I've been writing consistently.  I don't do what I did in college, sitting down and trying to write a page a day.  Instead, I write when I get the urge, then sit back and think about it or let my subconscious ramble on it for a while.  I'd love to take a shortcut, win the lotto, inherit a fortune, something, to be able to skip to the part where I can have my image.  Where I can sit and write during the day while taking care of the kids I know are coming.  But I can't.  So I get it in where I can, because I worry that it may end when the kids come.  The same is true of all the time I spend with friends.  I try and grasp every minute of it now, because I live far away and I know that the clock hands may be winding down on the days where I can drive an hour, play a game for 5 or 6 hours, then drive an hour back with minimal impact on home life.  I'm not sure how I feel about that.  I know I'll miss the interaction.  So I don't wait.

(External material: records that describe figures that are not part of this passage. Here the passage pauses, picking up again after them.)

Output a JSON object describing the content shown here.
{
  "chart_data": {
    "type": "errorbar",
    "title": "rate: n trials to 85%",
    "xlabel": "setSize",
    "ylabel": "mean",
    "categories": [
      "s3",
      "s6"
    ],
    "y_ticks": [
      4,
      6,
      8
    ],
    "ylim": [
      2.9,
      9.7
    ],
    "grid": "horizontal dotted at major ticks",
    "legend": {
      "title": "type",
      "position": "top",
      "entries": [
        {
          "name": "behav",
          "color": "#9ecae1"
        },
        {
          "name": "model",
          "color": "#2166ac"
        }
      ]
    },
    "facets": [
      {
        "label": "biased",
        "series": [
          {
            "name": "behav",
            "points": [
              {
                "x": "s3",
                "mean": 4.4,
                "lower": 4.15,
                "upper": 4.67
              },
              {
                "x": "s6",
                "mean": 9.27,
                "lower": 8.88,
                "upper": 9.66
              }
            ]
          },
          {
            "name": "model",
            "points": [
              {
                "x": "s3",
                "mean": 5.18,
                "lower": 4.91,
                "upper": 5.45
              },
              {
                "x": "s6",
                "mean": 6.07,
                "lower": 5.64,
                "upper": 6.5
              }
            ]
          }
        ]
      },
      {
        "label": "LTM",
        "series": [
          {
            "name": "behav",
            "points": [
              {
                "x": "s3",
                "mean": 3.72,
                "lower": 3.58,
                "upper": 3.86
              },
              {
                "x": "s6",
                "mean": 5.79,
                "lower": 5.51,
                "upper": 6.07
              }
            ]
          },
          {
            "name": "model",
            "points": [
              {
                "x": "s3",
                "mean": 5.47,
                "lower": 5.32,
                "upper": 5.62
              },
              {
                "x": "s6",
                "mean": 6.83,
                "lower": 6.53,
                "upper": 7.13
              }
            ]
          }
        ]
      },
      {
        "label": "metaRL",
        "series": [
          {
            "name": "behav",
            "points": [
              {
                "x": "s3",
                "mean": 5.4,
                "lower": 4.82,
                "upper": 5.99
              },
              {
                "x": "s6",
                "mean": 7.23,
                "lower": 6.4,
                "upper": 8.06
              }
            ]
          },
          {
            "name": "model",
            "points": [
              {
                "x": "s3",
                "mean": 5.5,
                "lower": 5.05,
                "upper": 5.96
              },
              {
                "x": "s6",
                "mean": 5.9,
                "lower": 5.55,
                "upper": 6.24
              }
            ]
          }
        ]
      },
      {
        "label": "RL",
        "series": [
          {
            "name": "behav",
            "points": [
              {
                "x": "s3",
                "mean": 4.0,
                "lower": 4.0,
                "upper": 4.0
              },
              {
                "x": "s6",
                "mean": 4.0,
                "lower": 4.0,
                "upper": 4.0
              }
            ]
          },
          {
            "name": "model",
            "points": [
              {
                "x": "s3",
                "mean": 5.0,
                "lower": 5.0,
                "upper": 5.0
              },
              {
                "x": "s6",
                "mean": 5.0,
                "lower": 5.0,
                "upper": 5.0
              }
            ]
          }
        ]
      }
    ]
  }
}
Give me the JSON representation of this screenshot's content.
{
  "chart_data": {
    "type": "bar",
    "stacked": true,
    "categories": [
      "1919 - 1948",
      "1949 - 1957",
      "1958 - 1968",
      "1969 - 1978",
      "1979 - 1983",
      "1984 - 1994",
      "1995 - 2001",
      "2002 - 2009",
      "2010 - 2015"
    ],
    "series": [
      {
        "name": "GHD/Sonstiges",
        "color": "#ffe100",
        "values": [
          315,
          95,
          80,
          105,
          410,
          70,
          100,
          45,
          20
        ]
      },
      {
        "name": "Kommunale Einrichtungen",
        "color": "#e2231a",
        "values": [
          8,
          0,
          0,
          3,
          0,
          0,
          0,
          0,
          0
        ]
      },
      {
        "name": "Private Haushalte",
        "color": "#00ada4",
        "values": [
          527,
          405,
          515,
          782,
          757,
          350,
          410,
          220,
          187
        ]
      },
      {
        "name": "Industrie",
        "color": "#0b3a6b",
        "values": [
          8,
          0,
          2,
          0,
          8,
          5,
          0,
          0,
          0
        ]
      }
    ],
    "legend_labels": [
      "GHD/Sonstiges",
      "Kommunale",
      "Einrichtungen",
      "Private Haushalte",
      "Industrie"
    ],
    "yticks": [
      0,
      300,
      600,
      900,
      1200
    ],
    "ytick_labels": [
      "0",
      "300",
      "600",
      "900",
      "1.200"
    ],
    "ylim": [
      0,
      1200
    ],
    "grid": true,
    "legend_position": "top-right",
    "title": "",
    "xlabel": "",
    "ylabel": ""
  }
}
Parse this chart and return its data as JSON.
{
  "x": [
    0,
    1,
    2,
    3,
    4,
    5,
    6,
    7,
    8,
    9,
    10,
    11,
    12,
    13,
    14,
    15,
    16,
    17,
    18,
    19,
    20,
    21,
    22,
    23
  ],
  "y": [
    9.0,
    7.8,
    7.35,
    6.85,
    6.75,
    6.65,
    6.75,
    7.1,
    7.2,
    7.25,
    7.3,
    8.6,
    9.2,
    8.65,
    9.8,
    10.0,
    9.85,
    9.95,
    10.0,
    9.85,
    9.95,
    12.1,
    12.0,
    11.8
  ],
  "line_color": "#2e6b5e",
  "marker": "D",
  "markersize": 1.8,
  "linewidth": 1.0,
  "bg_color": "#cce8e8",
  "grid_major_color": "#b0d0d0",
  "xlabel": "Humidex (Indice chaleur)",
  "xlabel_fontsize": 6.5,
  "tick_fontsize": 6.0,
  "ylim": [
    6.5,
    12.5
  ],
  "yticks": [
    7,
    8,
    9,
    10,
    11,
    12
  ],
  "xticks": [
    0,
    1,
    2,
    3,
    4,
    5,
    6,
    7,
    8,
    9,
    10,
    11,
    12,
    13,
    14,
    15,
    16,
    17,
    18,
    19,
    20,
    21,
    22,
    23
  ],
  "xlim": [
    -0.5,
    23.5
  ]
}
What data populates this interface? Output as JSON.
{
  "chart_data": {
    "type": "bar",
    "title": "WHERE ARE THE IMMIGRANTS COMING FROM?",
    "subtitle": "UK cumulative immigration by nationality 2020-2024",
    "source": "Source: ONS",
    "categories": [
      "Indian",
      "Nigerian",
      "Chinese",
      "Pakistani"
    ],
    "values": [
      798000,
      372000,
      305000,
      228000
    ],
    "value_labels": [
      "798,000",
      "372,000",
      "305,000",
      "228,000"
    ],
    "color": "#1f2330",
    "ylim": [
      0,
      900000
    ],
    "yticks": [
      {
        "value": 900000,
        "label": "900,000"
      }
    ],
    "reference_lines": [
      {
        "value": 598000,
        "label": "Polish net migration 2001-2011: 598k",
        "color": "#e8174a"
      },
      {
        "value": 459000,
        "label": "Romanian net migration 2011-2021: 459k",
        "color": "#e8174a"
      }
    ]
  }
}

I'm proud of where I am.  I'm also grateful for things like twitter.  It's made me realize I don't have to be like Michael Jordan; don't have to be an asshole to be successful.  I see Neil Gaiman, Brandon Sanderson, Wil Wheaton, Nathan Fillion, countless others...  They act with kindness and generosity.  They do things to brighten the lives of their fans.  When I started writing best it was because I realized that when I write for myself, I selfishly never want the story to end.  When I write for others, I want them to feel satisfied.  And satisfaction doesn't come from the story continuing forever.  Satisfaction comes from knowing the whole story.  So now I can finish.  I want to be able to say to someone "you know, you're who I write for.  Because it makes your life better, even if we never really meet."  I think that's what I've always been supposed to be doing.

And I write for my kids.  Because they'll need stories.  And I can tell stories.  I may not be able to give them my fantasy idea of a stay-at-home-author-dad, but I can give them stories nonetheless.  They deserve stories from me.